Mon mandat de vice-président en charge du numérique de l’université Paris-Dauphine s’est achevé ce mois-ci. Durant ces quatre années 2017-2020 bien remplies, j’aurai collaboré avec deux directeurs du numérique successifs, quatre directeurs généraux des services successifs dont deux par intérim, une présidente puis un administrateur provisoire, et une grande variété de responsables politiques et administratifs. Pour paraphraser Nietzsche, ce qui ne tue pas renforce ! Tous comptes faits, il faut du temps, peut-être un an ou deux, pour commencer à comprendre en profondeur les tenants et les aboutissants d’une organisation comme une université.
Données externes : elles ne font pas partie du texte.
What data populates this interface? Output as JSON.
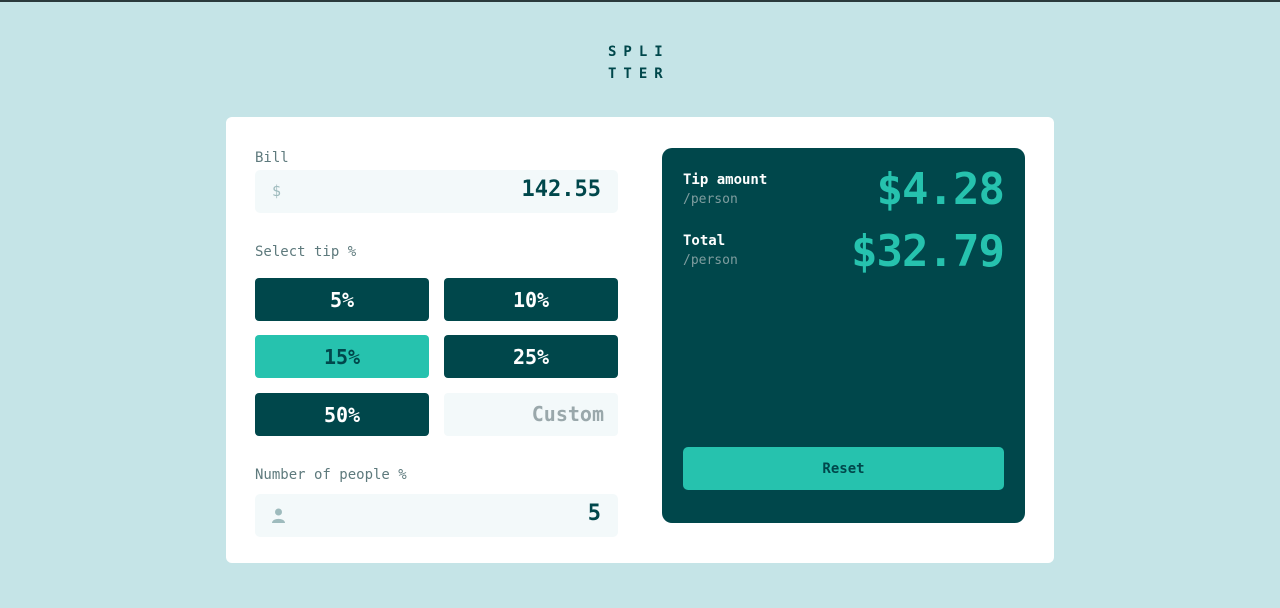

Le numérique – on dit « digital » en anglais – est le nom donné depuis quelques années dans l’univers francophone à l’informatique au sens large, qui va des technologies elles-mêmes aux sciences humaines et sociales, en incluant à la fois l’administration, l’enseignement, et la recherche. Être responsable du numérique incite à avoir autant que possible les pieds sur terre et la tête dans les étoiles, une vision stratégique et une prise en compte pragmatique du concret. J’ai plutôt apprécié ce difficile défi du grand écart. L’état du numérique à Paris-Dauphine en 2020 n’a plus grand chose à voir avec celui de 2016, mais beaucoup reste encore à faire.

Ces années de vice-présidence m’ont vraiment permis de mieux connaître l’université et ceux qui la peuplent. Inutile de préciser qu’on sue souvent sous le costume (*) dans ce grand théâtre social. Dans la myriade d’expériences diverses vécues, je me souviens encore avec sourire de réunions avec des représentants syndicaux durant lesquelles j’étais manifestement assimilé à un membre du patronat aux intentions maléfiques. Je me souviens également d’une séance du conseil d’administration durant laquelle, après mon exposé sur l’état du numérique, un élu étudiant a pris la parole en commençant son intervention par un « Nous les millénials… ».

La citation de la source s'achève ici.